Steven Hallam, University of British Columbia

  • CIFAR Scholar and Associate Professor, University of British Columbia
  • Department of Microbiology & Immunology, Life Sciences Institute
Steven Hallam

Steven Hallam, CIFAR Scholar and Associate Professor, University of British Columbia, Department of Microbiology & Immunology, Life Sciences Institute

I have collaborated with the JGI since 2002 before the CSP program came online. These collaborations have spanned my postdoctoral years with Ed DeLong [now at MIT: http://cee.mit.edu/delong] and my time as an independent investigator at the University of British Columbia. In 2002, the JGI was doing several pilot projects to explore environmental sequencing that included acid mines, eel river basin sediments and marine sponges. I worked with Nik Putnam closely on the sediment and sponge projects with some coding support from Jarrod Chapman and Sam Pitluck. (Hallam, S. J., Putnam, N. Preston, C.M., Detter, J.C., Richardson, P. M., Rokhsar, D., and E. F. DeLong. 2004. Reverse methanogenesis: testing the hypothesis with environmental genomics, Science, 305: 1457-1462.  http://www.sciencemag.org/content/305/5689/1457.full)

Over the years I have worked on projects that explored the genomic potential of anaerobic methane oxidizing Archaea and the symbiotic thaumarchaeota Cenarchaeum symbiosum as well as more community based studies focused on microbial community structure and function in expanding marine oxygen minimum zones and long term soil productivity sites across north American ecozones. I have also participated in single-cell genomic studies exploring microbial dark matter from both metabolic reconstruction and technology development perspectives.

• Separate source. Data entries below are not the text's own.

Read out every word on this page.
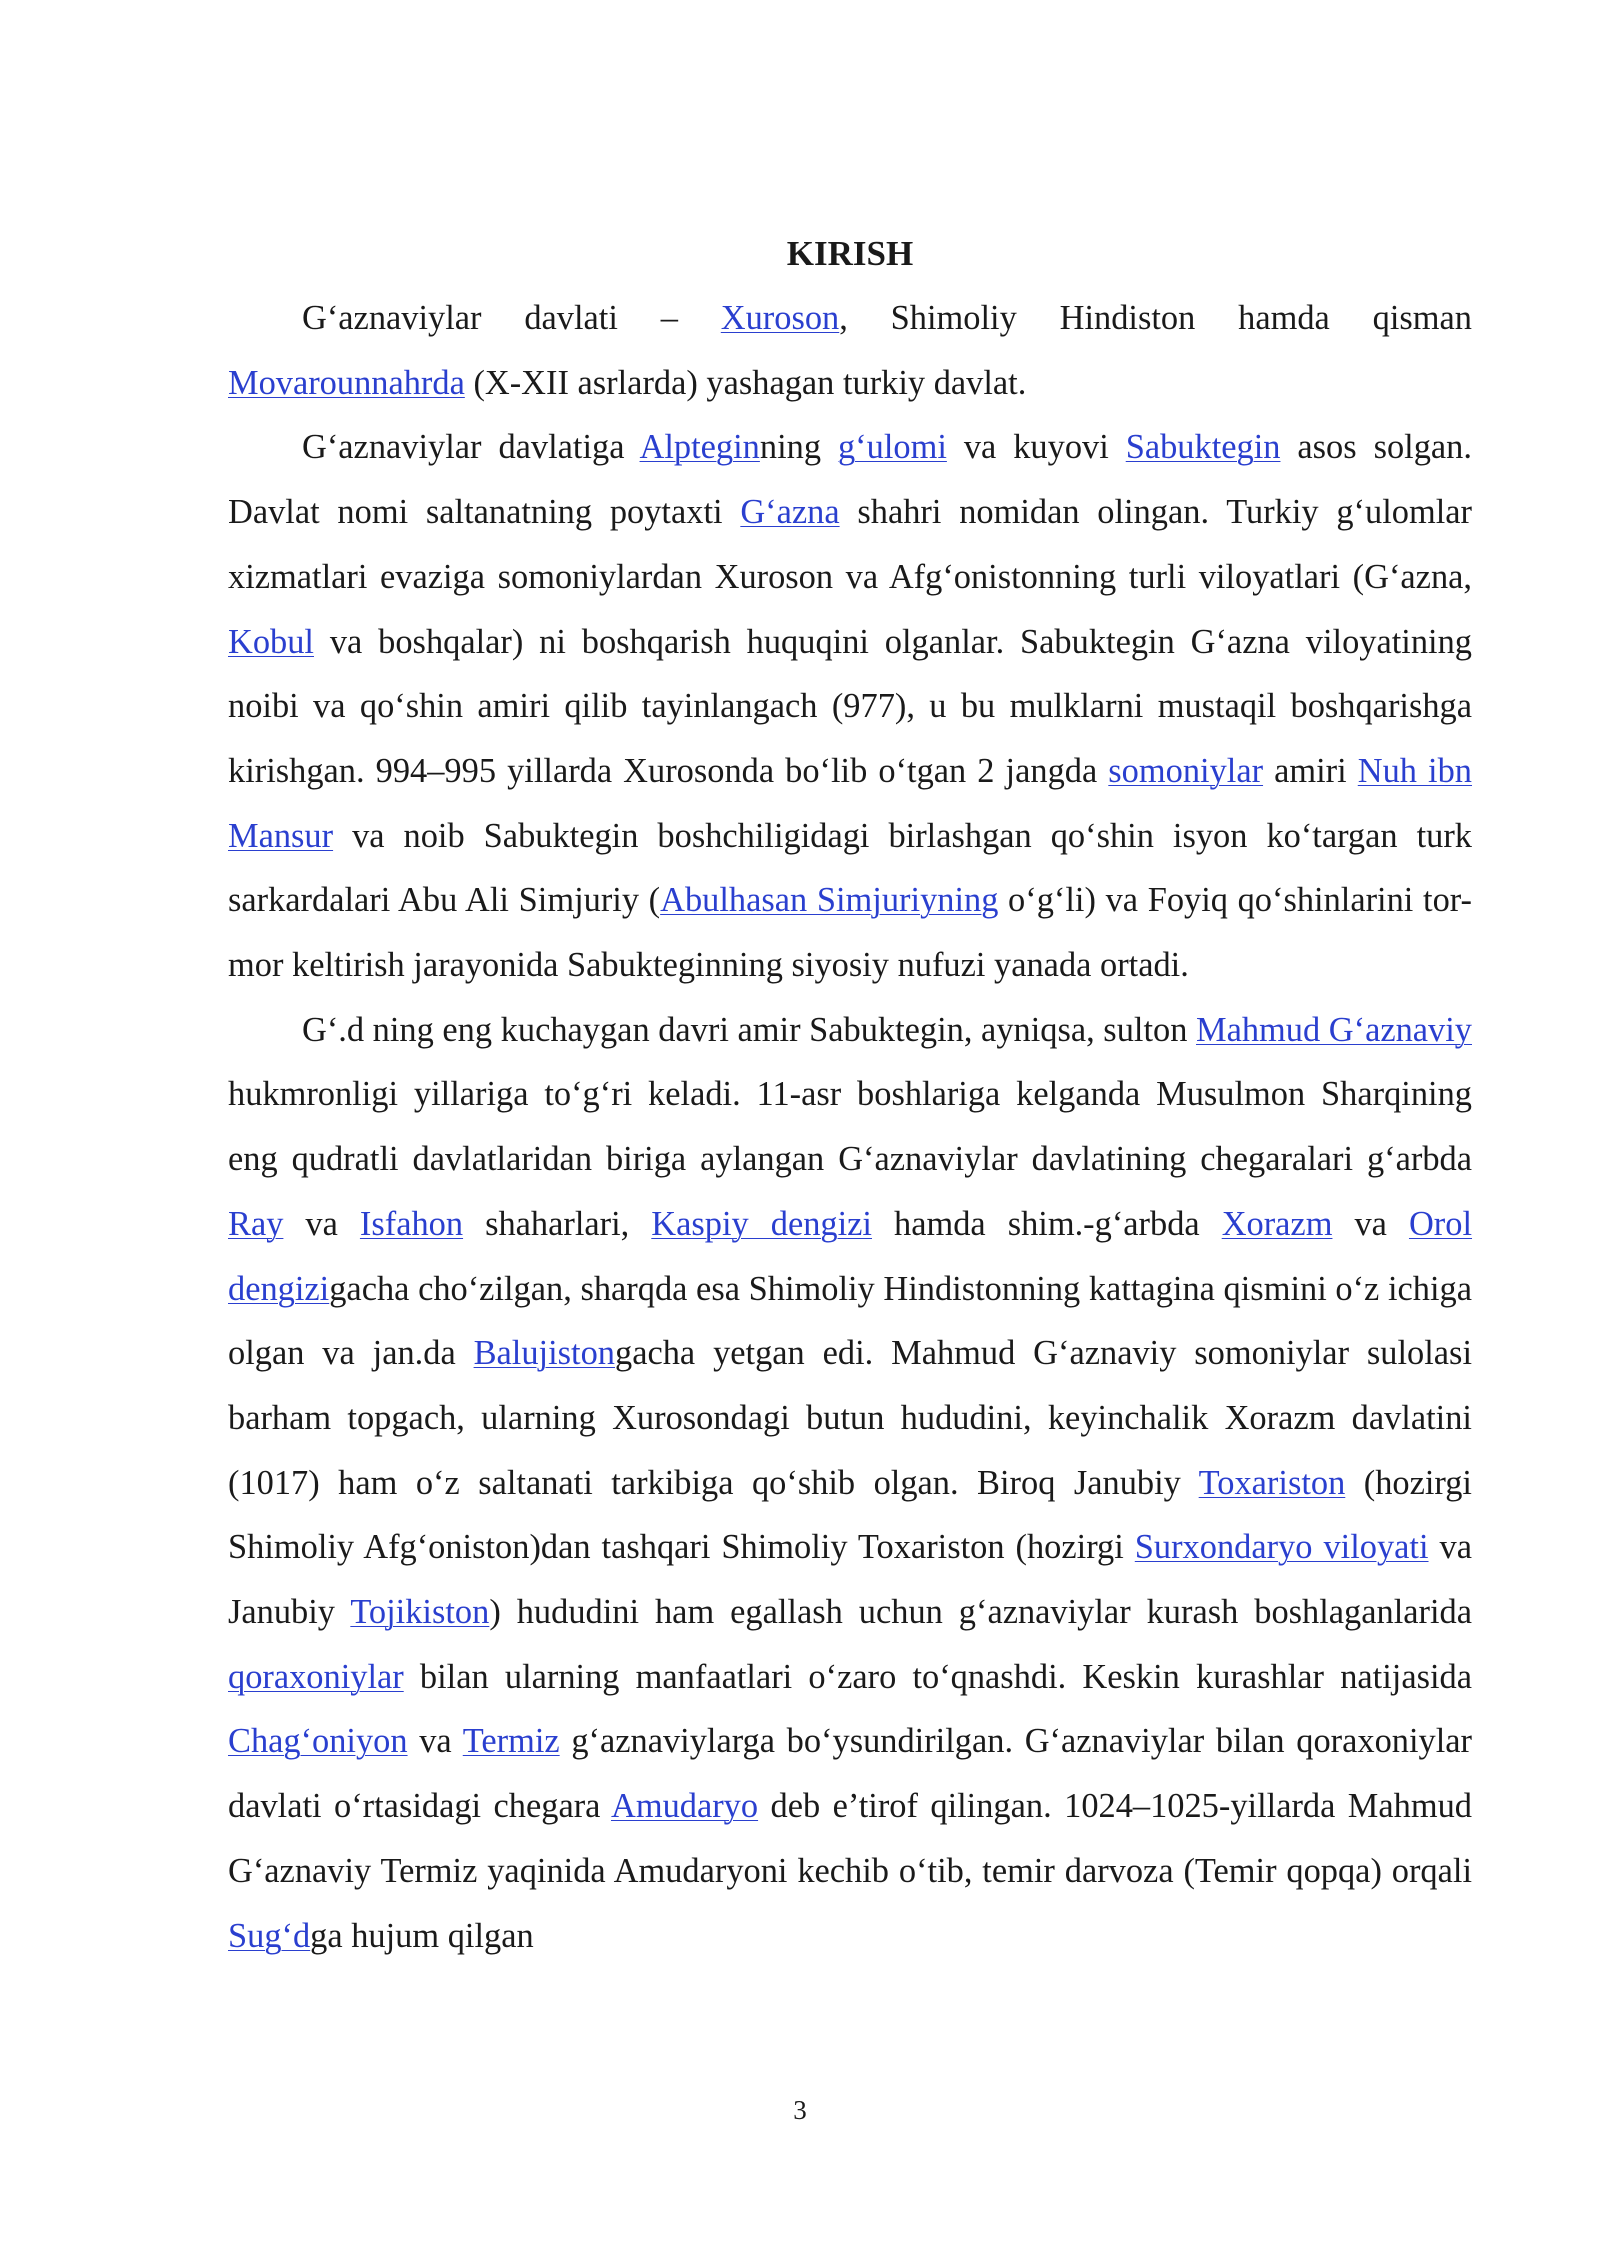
KIRISH

G‘aznaviylar davlati – Xuroson, Shimoliy Hindiston hamda qisman Movarounnahrda (X-XII asrlarda) yashagan turkiy davlat.

G‘aznaviylar davlatiga Alpteginning g‘ulomi va kuyovi Sabuktegin asos solgan. Davlat nomi saltanatning poytaxti G‘azna shahri nomidan olingan. Turkiy g‘ulomlar xizmatlari evaziga somoniylardan Xuroson va Afg‘onistonning turli viloyatlari (G‘azna, Kobul va boshqalar) ni boshqarish huquqini olganlar. Sabuktegin G‘azna viloyatining noibi va qo‘shin amiri qilib tayinlangach (977), u bu mulklarni mustaqil boshqarishga kirishgan. 994–995 yillarda Xurosonda bo‘lib o‘tgan 2 jangda somoniylar amiri Nuh ibn Mansur va noib Sabuktegin boshchiligidagi birlashgan qo‘shin isyon ko‘targan turk sarkardalari Abu Ali Simjuriy (Abulhasan Simjuriyning o‘g‘li) va Foyiq qo‘shinlarini tor-mor keltirish jarayonida Sabukteginning siyosiy nufuzi yanada ortadi.

G‘.d ning eng kuchaygan davri amir Sabuktegin, ayniqsa, sulton Mahmud G‘aznaviy hukmronligi yillariga to‘g‘ri keladi. 11-asr boshlariga kelganda Musulmon Sharqining eng qudratli davlatlaridan biriga aylangan G‘aznaviylar davlatining chegaralari g‘arbda Ray va Isfahon shaharlari, Kaspiy dengizi hamda shim.-g‘arbda Xorazm va Orol dengizigacha cho‘zilgan, sharqda esa Shimoliy Hindistonning kattagina qismini o‘z ichiga olgan va jan.da Balujistongacha yetgan edi. Mahmud G‘aznaviy somoniylar sulolasi barham topgach, ularning Xurosondagi butun hududini, keyinchalik Xorazm davlatini (1017) ham o‘z saltanati tarkibiga qo‘shib olgan. Biroq Janubiy Toxariston (hozirgi Shimoliy Afg‘oniston)dan tashqari Shimoliy Toxariston (hozirgi Surxondaryo viloyati va Janubiy Tojikiston) hududini ham egallash uchun g‘aznaviylar kurash boshlaganlarida qoraxoniylar bilan ularning manfaatlari o‘zaro to‘qnashdi. Keskin kurashlar natijasida Chag‘oniyon va Termiz g‘aznaviylarga bo‘ysundirilgan. G‘aznaviylar bilan qoraxoniylar davlati o‘rtasidagi chegara Amudaryo deb e’tirof qilingan. 1024–1025-yillarda Mahmud G‘aznaviy Termiz yaqinida Amudaryoni kechib o‘tib, temir darvoza (Temir qopqa) orqali Sug‘dga hujum qilgan

3
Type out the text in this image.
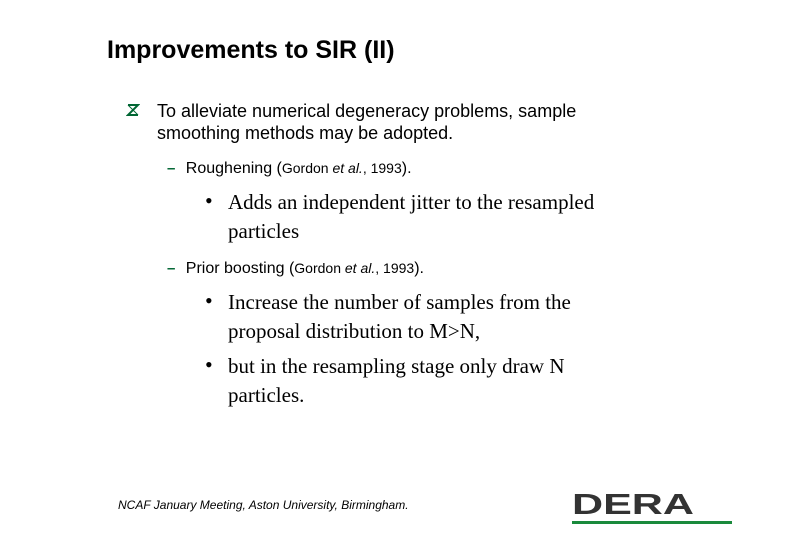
Improvements to SIR (II)
To alleviate numerical degeneracy problems, sample
smoothing methods may be adopted.
– Roughening (Gordon et al., 1993).
• Adds an independent jitter to the resampled
particles
– Prior boosting (Gordon et al., 1993).
• Increase the number of samples from the
proposal distribution to M>N,
• but in the resampling stage only draw N
particles.
NCAF January Meeting, Aston University, Birmingham.	DERA
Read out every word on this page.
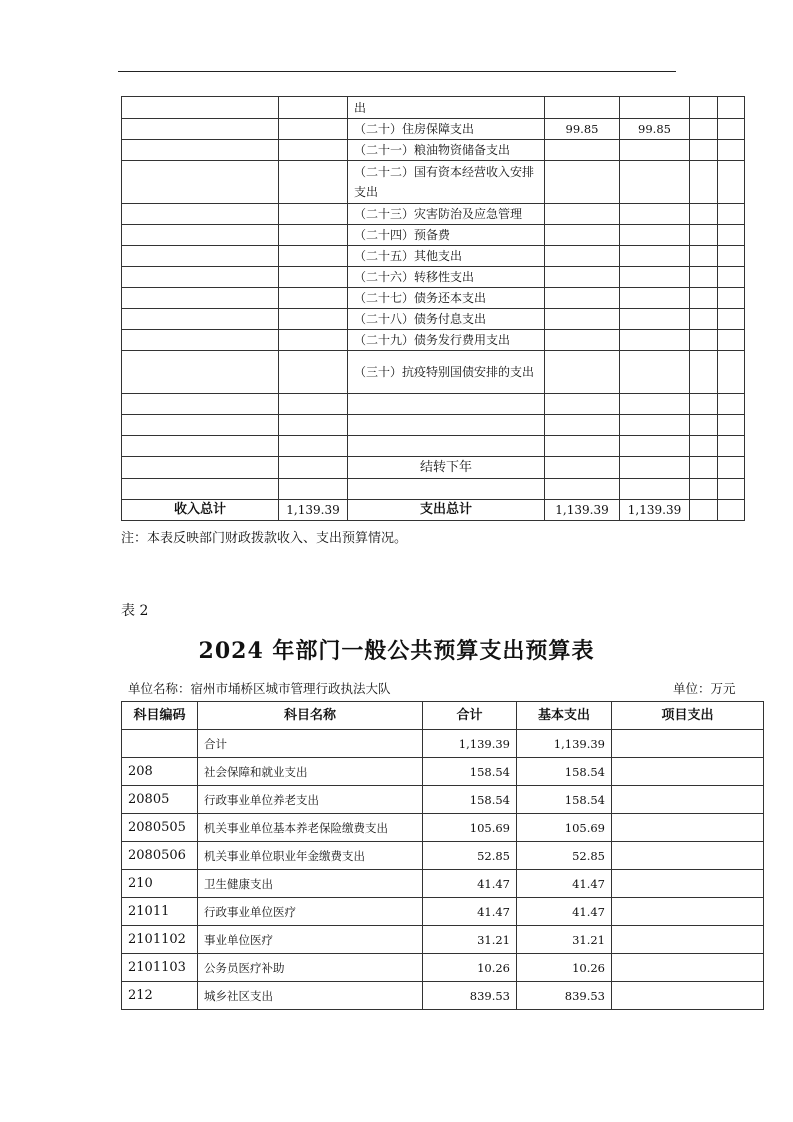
		出				
		（二十）住房保障支出	99.85	99.85		
		（二十一）粮油物资储备支出				
		（二十二）国有资本经营收入安排支出				
		（二十三）灾害防治及应急管理				
		（二十四）预备费				
		（二十五）其他支出				
		（二十六）转移性支出				
		（二十七）债务还本支出				
		（二十八）债务付息支出				
		（二十九）债务发行费用支出				
		（三十）抗疫特别国债安排的支出				

		结转下年				

收入总计	1,139.39	支出总计	1,139.39	1,139.39		
注：本表反映部门财政拨款收入、支出预算情况。
表 2
2024 年部门一般公共预算支出预算表
单位名称：宿州市埇桥区城市管理行政执法大队	单位：万元
科目编码	科目名称	合计	基本支出	项目支出
	合计	1,139.39	1,139.39	
208	社会保障和就业支出	158.54	158.54	
20805	行政事业单位养老支出	158.54	158.54	
2080505	机关事业单位基本养老保险缴费支出	105.69	105.69	
2080506	机关事业单位职业年金缴费支出	52.85	52.85	
210	卫生健康支出	41.47	41.47	
21011	行政事业单位医疗	41.47	41.47	
2101102	事业单位医疗	31.21	31.21	
2101103	公务员医疗补助	10.26	10.26	
212	城乡社区支出	839.53	839.53	
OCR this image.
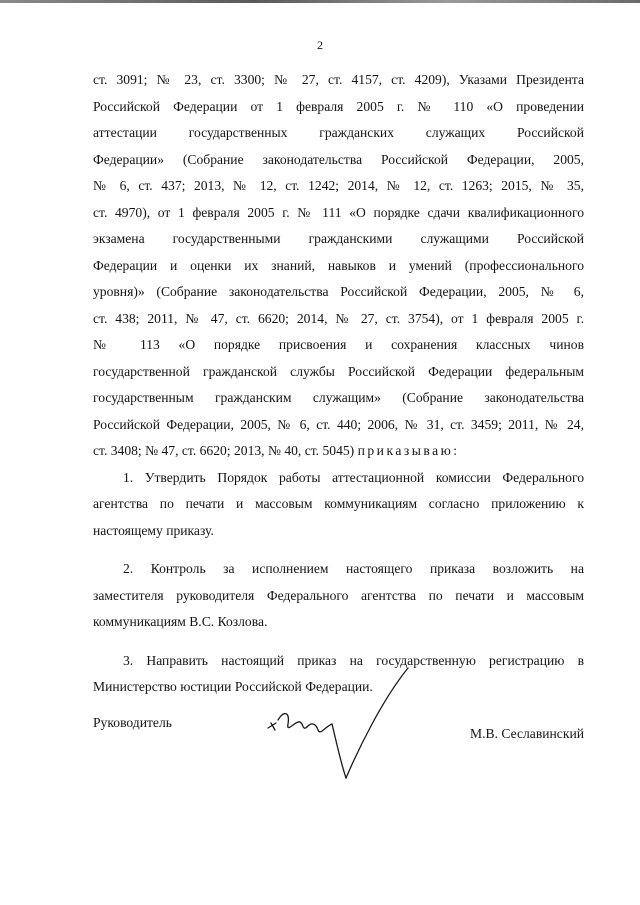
2
ст. 3091; № 23, ст. 3300; № 27, ст. 4157, ст. 4209), Указами Президента
Российской Федерации от 1 февраля 2005 г. № 110 «О проведении
аттестации государственных гражданских служащих Российской
Федерации» (Собрание законодательства Российской Федерации, 2005,
№ 6, ст. 437; 2013, № 12, ст. 1242; 2014, № 12, ст. 1263; 2015, № 35,
ст. 4970), от 1 февраля 2005 г. № 111 «О порядке сдачи квалификационного
экзамена государственными гражданскими служащими Российской
Федерации и оценки их знаний, навыков и умений (профессионального
уровня)» (Собрание законодательства Российской Федерации, 2005, № 6,
ст. 438; 2011, № 47, ст. 6620; 2014, № 27, ст. 3754), от 1 февраля 2005 г.
№ 113 «О порядке присвоения и сохранения классных чинов
государственной гражданской службы Российской Федерации федеральным
государственным гражданским служащим» (Собрание законодательства
Российской Федерации, 2005, № 6, ст. 440; 2006, № 31, ст. 3459; 2011, № 24,
ст. 3408; № 47, ст. 6620; 2013, № 40, ст. 5045) приказываю:
1. Утвердить Порядок работы аттестационной комиссии Федерального
агентства по печати и массовым коммуникациям согласно приложению к
настоящему приказу.
2. Контроль за исполнением настоящего приказа возложить на
заместителя руководителя Федерального агентства по печати и массовым
коммуникациям В.С. Козлова.
3. Направить настоящий приказ на государственную регистрацию в
Министерство юстиции Российской Федерации.
Руководитель
М.В. Сеславинский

Understanding the ecological and biogeochemical roles played by microorganisms alone and in community is a fundamental research problem with important implications for modeling the earth system and developing new technologies for sustainable economic growth. This is not abstract science but empirical and object oriented exploration of nature with real world implications for human societies trying to make a balance living on a dynamic planet. My JGI projects have tended to focus on metabolic reconstruction of uncultivated microorganisms that play important roles in carbon, nitrogen and sulfur transformations in aquatic ecosystems. Several of these projects have resulted in foundational advances related to biochemical pathways mediating methane oxidation along continental margins, autotrophic carbon assimilation by marine thaumarchaeota (http://www.plosbiology.org/ and http://www.pnas.org/) and more recently coupled carbon, nitrogen and sulfur cycling in expanding marine oxygen minimum zones (OMZs).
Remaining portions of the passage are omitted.